Friday, February 12, 2010

thinking out loud

"If I had the cure for cancer, and I saw you needed my help, how could I not share it? I want you to have the same Gift I have. I don't want to control you and force it on you. I want you to experience the free gift just like I did. To feel the love from Him that I feel. I want our kids to know it. I don't want to teach them the opposite of what you believe. I want you all to get the same Gift that was given to me.

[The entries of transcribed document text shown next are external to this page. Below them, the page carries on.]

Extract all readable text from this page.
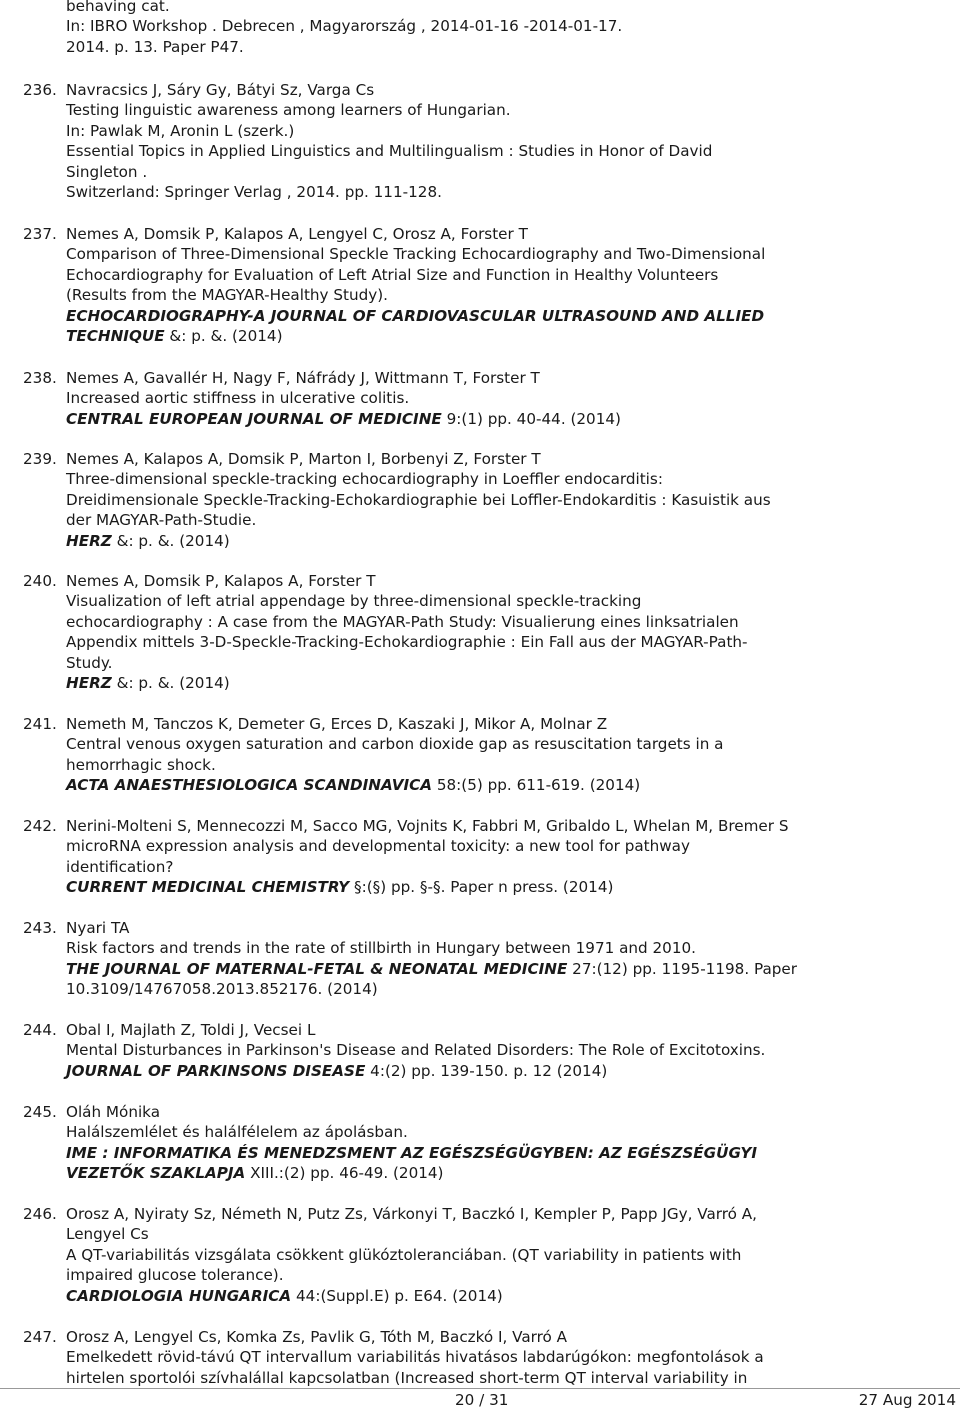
behaving cat.
In: IBRO Workshop . Debrecen , Magyarország , 2014-01-16 -2014-01-17.
2014. p. 13. Paper P47.
236. Navracsics J, Sáry Gy, Bátyi Sz, Varga Cs
Testing linguistic awareness among learners of Hungarian.
In: Pawlak M, Aronin L (szerk.)
Essential Topics in Applied Linguistics and Multilingualism : Studies in Honor of David
Singleton .
Switzerland: Springer Verlag , 2014. pp. 111-128.
237. Nemes A, Domsik P, Kalapos A, Lengyel C, Orosz A, Forster T
Comparison of Three-Dimensional Speckle Tracking Echocardiography and Two-Dimensional
Echocardiography for Evaluation of Left Atrial Size and Function in Healthy Volunteers
(Results from the MAGYAR-Healthy Study).
ECHOCARDIOGRAPHY-A JOURNAL OF CARDIOVASCULAR ULTRASOUND AND ALLIED
TECHNIQUE &: p. &. (2014)
238. Nemes A, Gavallér H, Nagy F, Náfrády J, Wittmann T, Forster T
Increased aortic stiffness in ulcerative colitis.
CENTRAL EUROPEAN JOURNAL OF MEDICINE 9:(1) pp. 40-44. (2014)
239. Nemes A, Kalapos A, Domsik P, Marton I, Borbenyi Z, Forster T
Three-dimensional speckle-tracking echocardiography in Loeffler endocarditis:
Dreidimensionale Speckle-Tracking-Echokardiographie bei Loffler-Endokarditis : Kasuistik aus
der MAGYAR-Path-Studie.
HERZ &: p. &. (2014)
240. Nemes A, Domsik P, Kalapos A, Forster T
Visualization of left atrial appendage by three-dimensional speckle-tracking
echocardiography : A case from the MAGYAR-Path Study: Visualierung eines linksatrialen
Appendix mittels 3-D-Speckle-Tracking-Echokardiographie : Ein Fall aus der MAGYAR-Path-
Study.
HERZ &: p. &. (2014)
241. Nemeth M, Tanczos K, Demeter G, Erces D, Kaszaki J, Mikor A, Molnar Z
Central venous oxygen saturation and carbon dioxide gap as resuscitation targets in a
hemorrhagic shock.
ACTA ANAESTHESIOLOGICA SCANDINAVICA 58:(5) pp. 611-619. (2014)
242. Nerini-Molteni S, Mennecozzi M, Sacco MG, Vojnits K, Fabbri M, Gribaldo L, Whelan M, Bremer S
microRNA expression analysis and developmental toxicity: a new tool for pathway
identification?
CURRENT MEDICINAL CHEMISTRY §:(§) pp. §-§. Paper n press. (2014)
243. Nyari TA
Risk factors and trends in the rate of stillbirth in Hungary between 1971 and 2010.
THE JOURNAL OF MATERNAL-FETAL & NEONATAL MEDICINE 27:(12) pp. 1195-1198. Paper
10.3109/14767058.2013.852176. (2014)
244. Obal I, Majlath Z, Toldi J, Vecsei L
Mental Disturbances in Parkinson's Disease and Related Disorders: The Role of Excitotoxins.
JOURNAL OF PARKINSONS DISEASE 4:(2) pp. 139-150. p. 12 (2014)
245. Oláh Mónika
Halálszemlélet és halálfélelem az ápolásban.
IME : INFORMATIKA ÉS MENEDZSMENT AZ EGÉSZSÉGÜGYBEN: AZ EGÉSZSÉGÜGYI
VEZETŐK SZAKLAPJA XIII.:(2) pp. 46-49. (2014)
246. Orosz A, Nyiraty Sz, Németh N, Putz Zs, Várkonyi T, Baczkó I, Kempler P, Papp JGy, Varró A,
Lengyel Cs
A QT-variabilitás vizsgálata csökkent glükóztoleranciában. (QT variability in patients with
impaired glucose tolerance).
CARDIOLOGIA HUNGARICA 44:(Suppl.E) p. E64. (2014)
247. Orosz A, Lengyel Cs, Komka Zs, Pavlik G, Tóth M, Baczkó I, Varró A
Emelkedett rövid-távú QT intervallum variabilitás hivatásos labdarúgókon: megfontolások a
hirtelen sportolói szívhalállal kapcsolatban (Increased short-term QT interval variability in
20 / 31	27 Aug 2014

I can't make you choose it. I didn't even choose it. It was given to me, by someone who has the power to give it. It was supernatural. And it happened in a single moment. How else could I go from wondering how many billions of years old the planet is, to without a doubt believing it was created in 6 days? My mind cannot wrap itself around the hugeness that is the creation of the world. I cannot comprehend how He was able to do it all, so perfectly. But here we are. Because of Him. And we have been saved a spot there. By believing He died for us.

The joy I feel from knowing Him. The peace I feel within from being intimate with Him. The strength I feel from His arms wrapped around me. I want that for you. Forever. And my kids. Forever.

So, please don't think I am trying to keep you under my thumb. I am not really all that different besides wanting to be less sinful and wanting to live a life of purpose for Him. I'm still the same girl you fell in love with. I want the best for you. Eternally."

2 comments:

  1. I love this. I love Jesus. I am a momma. I am an alcoholic. And I am not alone. Thank you.